Mr. Webb misses the point that one of the pillars of a free-market economy is that people should be allowed to earn in proportion to their productivity. To use government to do otherwise would be to impede productivity everywhere. In fact, my guess is that in most of the regrettable cases in which income vastly outstrips productivity, government intervention is probably to blame. The news that the three richest counties in the United States are clustered around Washington, D.C., certainly came as no surprise to me this morning.

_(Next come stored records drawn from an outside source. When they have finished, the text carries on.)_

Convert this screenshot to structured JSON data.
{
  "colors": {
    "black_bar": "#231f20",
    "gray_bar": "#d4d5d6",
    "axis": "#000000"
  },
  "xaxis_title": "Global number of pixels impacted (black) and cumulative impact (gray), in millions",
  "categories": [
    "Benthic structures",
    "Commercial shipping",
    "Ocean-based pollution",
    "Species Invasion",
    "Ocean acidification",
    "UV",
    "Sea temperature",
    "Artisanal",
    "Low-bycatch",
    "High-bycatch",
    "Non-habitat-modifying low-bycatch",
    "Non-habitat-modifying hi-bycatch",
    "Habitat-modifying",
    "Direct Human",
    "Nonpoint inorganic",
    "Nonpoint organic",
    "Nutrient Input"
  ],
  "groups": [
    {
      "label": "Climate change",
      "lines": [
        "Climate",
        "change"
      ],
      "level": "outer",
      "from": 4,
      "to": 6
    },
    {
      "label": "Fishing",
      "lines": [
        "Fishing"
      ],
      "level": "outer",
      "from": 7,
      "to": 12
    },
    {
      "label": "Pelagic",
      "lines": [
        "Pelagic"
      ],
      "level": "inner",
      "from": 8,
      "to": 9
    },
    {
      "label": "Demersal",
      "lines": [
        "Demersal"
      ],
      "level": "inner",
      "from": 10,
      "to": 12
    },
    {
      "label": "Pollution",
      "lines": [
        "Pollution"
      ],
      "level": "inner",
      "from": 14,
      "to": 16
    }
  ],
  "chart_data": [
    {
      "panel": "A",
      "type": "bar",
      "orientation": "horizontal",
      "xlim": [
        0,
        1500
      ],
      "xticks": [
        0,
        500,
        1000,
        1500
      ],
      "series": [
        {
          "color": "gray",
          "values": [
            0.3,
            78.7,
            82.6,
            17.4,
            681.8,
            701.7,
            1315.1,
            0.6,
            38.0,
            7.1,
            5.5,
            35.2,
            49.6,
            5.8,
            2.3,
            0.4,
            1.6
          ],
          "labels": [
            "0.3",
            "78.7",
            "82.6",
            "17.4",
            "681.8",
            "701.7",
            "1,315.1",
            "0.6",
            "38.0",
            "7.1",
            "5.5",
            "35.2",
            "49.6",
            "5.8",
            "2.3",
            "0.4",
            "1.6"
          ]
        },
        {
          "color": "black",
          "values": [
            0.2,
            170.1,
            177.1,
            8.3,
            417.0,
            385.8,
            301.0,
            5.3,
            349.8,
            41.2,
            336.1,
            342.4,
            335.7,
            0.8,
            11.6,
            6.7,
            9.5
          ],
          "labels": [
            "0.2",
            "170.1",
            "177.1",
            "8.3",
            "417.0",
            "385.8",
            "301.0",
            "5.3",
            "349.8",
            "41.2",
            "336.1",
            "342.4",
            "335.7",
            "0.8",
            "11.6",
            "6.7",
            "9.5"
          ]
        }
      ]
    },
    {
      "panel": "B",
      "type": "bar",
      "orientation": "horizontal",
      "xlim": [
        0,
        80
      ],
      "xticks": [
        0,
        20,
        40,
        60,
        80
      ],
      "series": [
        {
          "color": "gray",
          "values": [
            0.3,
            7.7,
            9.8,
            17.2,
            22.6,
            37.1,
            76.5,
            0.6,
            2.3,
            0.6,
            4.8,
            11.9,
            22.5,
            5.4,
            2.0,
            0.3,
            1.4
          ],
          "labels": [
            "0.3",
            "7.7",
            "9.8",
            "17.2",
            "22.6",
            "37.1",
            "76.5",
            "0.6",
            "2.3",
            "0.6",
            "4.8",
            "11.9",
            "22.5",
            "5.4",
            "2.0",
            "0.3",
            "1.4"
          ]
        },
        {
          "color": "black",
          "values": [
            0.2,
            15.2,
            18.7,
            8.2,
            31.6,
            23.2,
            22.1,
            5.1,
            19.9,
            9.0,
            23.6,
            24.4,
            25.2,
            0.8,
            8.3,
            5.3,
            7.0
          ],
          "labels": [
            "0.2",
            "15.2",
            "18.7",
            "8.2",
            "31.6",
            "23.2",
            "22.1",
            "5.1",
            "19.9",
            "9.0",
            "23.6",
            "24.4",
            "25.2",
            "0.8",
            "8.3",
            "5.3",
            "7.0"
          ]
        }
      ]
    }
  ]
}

In any case, a much better gauge of social injustice is consumption inequality. Of what relevance is it that there is large income inequality? Or wealth inequality for that matter? It only matters to the extent that it translates into unequal consumption of the country’s resources, consumption being the true gauge of one’s standard of living. I have not seen studies in this area, but my guess is that we are many times less unequal in our rates of consumption than in our levels of income or wealth.

Eric Meyer
Newton, Mass.

Mr. Webb forgets to mention in his diatribe against top wage earners that the top 5% band of earners pay 57% of the country’s total income taxes. I guess that kind of data flew out of his mind when he switched sides.

Margaret McGirr
Greenwich, Conn.

Underneath the smooth rhetoric is a frightening message: “Fairness” is emphasized, but “freedom” not at all. Beware of any politician who places fairness over freedom. What is at jeopardy, in his hands, are your life, liberty and property.

Jim Brankin
Southlake, Texas

Mr. Webb asserts that the top 1% of wage earners “takes in” (not earns, mind you) “an astounding 16% of national income.” IRS statistics for 2003 show the same top 1% pays a truly “astounding” 34.3% of all income taxes. If Mr. Webb could replace DNC talking points with some thinking and historical perspective, he might contribute rational problem solving rather then tired class envy and nostalgia for Great Society nostrums that led to Jimmy Carteresque stagflation.

Jay S. Haberman
New York

The country has changed in the 40 years since Mr. Webb “graduated from college in the 1960s,” but apparently he has not. Today, the percentage of home owners has increased from under 20% to about 70%; the stock-owning investor class has increased from less than 10% to about 60%. The “top tier” that “has grown richer” has itself increased (as a definition of upper middle class and above) exponentially. All of this is under a program of steady decrease in taxation and regulation.

Lenny Toboroff
New York

Mr. Webb says “manufacturing jobs are disappearing.” True. Contrary to his suggestion, though, this fact is unrelated to recent trends in globalization, corporate governance or tax policy. Manufacturing jobs as a percentage of the U.S. work force peaked in 1945 and have declined steadily ever since, even though manufacturing output continues to rise. Today this output is at an all-time high.

Donald J. Boudreaux
Chairman
Department of Economics
George Mason University
Fairfax, Va.

Mr. Webb’s discussion of class structure implies that we are locked into a class and cannot escape, something that is simply not true in America. We can all move through various economic situations quite fluidly without any restrictions due to birth. Mr. Webb himself is a fine example: From his days working part time in college to becoming a best selling author to a senator, he has moved dramatically between various “classes” of earnings. Opportunity in America is distinctly classless.

Richard Noble
Eagle, Ind.

Jim Webb expresses a profoundly shocking un-American idea: From each according to his ability, to each according to his need. Our founding principle of individual rights recognizes the sovereignty of the individual in his thoughts and actions and the government as the protector of the individual’s life, liberty, property and pursuit of his own individual happiness. The values he creates by his own efforts are his to dispose of as he chooses, not the property of the family, the tribe, or the state. There is no national income.

Ralph C. Whaley, M.D.
Barron, Wis.

How’s this for a pleasant daydream: Webb in a “focus group” with that group of people.